So I tried implementing an iterator, and I would like to have some feedback, if I did it "right". The code can be found here. Some background:
PlayersMap is a struct to save the player list in a game. I want to get players by their name, so the basic building block is a HashMap<String, Player>. For sake of simplicity, a Player contains just his name.
But in the game, the players take turns, so there is some order, using a Vec<String>, and a pointer "current" to the current player.
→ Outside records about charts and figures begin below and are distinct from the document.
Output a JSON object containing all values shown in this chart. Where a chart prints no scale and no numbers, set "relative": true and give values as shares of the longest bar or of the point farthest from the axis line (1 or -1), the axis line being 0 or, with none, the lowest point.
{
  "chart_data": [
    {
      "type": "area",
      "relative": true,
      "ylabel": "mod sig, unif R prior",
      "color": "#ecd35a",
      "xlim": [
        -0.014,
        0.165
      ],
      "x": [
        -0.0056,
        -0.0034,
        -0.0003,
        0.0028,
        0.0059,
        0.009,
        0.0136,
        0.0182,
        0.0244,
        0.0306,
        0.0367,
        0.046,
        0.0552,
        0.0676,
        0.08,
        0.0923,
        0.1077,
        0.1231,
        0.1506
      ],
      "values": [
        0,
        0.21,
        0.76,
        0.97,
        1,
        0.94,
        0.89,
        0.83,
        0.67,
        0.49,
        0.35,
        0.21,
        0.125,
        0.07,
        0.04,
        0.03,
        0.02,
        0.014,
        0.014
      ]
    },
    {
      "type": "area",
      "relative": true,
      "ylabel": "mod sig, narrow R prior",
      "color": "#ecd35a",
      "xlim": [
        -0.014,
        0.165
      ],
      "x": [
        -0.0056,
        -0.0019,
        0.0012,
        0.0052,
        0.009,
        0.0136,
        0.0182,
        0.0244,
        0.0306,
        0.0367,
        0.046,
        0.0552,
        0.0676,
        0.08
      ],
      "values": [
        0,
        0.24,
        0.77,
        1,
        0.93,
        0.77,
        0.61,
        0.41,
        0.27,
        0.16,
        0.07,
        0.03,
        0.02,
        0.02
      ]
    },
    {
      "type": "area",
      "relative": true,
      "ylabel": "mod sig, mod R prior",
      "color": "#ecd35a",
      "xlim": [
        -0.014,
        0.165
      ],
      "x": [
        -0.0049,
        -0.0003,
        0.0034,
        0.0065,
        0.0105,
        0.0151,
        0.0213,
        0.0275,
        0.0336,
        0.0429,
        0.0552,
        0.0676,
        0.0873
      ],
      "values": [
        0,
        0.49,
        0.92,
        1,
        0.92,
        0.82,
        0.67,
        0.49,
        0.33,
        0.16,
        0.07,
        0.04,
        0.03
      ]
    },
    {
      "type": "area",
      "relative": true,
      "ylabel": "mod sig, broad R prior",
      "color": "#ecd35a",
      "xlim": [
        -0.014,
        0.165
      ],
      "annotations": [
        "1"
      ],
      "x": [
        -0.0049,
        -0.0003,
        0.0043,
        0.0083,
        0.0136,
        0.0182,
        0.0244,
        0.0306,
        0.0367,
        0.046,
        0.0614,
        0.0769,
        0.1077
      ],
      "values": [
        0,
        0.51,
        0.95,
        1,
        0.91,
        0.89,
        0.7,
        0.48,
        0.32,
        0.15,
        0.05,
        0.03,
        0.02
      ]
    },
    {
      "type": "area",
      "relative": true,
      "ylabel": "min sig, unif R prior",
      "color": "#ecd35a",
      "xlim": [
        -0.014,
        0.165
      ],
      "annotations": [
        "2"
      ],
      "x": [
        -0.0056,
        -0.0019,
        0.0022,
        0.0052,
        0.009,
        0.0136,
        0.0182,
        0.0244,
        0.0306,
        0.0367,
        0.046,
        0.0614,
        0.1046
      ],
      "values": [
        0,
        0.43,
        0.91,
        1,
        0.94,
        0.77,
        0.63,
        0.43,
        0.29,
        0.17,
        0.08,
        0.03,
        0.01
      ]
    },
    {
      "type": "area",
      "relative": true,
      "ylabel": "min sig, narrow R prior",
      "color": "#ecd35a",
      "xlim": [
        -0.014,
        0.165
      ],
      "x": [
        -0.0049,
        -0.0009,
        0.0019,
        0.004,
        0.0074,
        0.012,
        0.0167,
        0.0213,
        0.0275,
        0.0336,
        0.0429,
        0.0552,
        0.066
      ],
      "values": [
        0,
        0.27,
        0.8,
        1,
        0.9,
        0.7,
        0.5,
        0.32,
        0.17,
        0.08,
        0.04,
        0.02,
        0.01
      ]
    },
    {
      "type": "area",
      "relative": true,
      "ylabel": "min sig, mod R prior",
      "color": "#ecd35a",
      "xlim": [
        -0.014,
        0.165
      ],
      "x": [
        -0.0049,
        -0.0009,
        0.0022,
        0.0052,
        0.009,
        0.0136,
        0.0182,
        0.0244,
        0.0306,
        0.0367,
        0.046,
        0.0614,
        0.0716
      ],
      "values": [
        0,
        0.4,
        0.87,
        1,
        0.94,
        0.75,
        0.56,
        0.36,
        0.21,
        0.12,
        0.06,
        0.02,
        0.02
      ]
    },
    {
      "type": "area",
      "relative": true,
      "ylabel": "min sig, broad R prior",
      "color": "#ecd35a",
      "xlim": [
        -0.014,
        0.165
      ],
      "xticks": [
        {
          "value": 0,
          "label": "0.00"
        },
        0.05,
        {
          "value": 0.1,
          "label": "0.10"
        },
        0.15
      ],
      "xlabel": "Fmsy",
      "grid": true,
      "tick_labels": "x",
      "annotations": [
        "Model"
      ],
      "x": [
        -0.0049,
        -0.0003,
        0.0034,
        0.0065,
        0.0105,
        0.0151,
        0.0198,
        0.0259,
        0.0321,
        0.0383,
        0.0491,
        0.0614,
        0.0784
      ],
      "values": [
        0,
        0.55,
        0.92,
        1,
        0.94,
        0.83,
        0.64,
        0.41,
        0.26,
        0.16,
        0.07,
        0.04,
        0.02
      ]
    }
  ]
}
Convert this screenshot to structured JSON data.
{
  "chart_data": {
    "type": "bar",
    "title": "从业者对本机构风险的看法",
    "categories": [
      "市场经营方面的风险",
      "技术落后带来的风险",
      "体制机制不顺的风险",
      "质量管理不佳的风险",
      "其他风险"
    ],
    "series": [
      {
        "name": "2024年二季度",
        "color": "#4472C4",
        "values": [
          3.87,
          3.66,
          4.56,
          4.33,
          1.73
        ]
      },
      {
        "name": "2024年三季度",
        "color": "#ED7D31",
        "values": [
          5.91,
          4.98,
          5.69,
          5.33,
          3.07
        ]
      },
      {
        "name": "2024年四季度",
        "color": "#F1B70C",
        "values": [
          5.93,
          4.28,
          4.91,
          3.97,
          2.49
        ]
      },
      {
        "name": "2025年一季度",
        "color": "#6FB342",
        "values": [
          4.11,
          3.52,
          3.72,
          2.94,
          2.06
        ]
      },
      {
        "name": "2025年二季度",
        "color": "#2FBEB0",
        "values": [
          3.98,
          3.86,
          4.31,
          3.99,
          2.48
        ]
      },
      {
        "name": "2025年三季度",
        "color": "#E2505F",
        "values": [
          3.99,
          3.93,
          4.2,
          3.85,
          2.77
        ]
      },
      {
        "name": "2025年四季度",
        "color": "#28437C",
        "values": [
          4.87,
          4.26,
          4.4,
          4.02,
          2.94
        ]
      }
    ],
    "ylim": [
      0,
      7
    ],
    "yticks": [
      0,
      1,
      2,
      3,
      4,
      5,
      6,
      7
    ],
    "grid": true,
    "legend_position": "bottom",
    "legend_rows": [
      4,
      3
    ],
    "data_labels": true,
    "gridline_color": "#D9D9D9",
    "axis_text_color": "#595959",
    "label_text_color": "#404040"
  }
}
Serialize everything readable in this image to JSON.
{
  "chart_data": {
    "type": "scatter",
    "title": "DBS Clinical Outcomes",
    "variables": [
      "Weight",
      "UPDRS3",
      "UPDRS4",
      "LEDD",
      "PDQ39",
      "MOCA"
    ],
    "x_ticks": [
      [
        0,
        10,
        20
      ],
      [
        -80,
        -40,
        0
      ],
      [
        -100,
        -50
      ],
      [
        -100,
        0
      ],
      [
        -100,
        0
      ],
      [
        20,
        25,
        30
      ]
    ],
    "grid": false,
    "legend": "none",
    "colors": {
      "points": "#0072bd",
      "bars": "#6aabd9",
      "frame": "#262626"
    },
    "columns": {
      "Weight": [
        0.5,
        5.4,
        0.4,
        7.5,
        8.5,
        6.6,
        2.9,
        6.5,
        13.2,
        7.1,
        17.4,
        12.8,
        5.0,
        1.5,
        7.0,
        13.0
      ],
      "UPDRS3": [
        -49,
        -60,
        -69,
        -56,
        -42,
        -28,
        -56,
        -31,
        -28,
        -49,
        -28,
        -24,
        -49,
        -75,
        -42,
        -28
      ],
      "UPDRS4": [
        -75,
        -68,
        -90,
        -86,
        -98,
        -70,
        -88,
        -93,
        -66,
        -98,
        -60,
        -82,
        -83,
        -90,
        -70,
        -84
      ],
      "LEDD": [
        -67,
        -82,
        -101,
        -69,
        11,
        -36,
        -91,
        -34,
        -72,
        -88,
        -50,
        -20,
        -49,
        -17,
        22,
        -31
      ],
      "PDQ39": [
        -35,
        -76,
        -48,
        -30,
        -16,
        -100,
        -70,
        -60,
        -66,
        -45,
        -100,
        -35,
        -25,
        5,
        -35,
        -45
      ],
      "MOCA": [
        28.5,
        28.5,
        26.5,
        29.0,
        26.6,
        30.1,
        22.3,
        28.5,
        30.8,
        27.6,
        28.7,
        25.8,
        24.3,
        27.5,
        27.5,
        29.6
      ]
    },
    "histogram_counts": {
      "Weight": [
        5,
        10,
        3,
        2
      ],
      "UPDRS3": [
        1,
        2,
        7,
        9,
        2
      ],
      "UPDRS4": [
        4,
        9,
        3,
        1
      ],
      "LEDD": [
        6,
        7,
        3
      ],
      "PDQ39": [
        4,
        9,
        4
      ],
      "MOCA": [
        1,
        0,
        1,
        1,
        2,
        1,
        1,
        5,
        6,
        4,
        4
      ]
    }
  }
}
The iterator I wrote should start at the current player and then iterate over all players in order.
I think the iterator impl is fine although you can probably simplify it a bit by removing the starting_off field and instead computing the starting position in the new function that creates the iterator.
Also you can consider using Cow<'a, str> or Rc<String> to avoid cloning the strings within PlayersMap. The Cow will make your PlayersMap gain a lifetime parameter though. But it can allow passing constant strings if that's even possible in the real game (probably not).
Nice to know about ordermap, but I want to start my iterator in the middle of the list, and then start over, until the starting point is reached. I don't see a way to do this with ordermap.
starting_off is mainly used to differentiate the two cases, where current == start. This is the case when the iterator is started (so starting_off == true), and when the iterator is at it's end (starting_off == false). Maybe there is a more elegant way to differentiate those cases, but nothing came to my mind.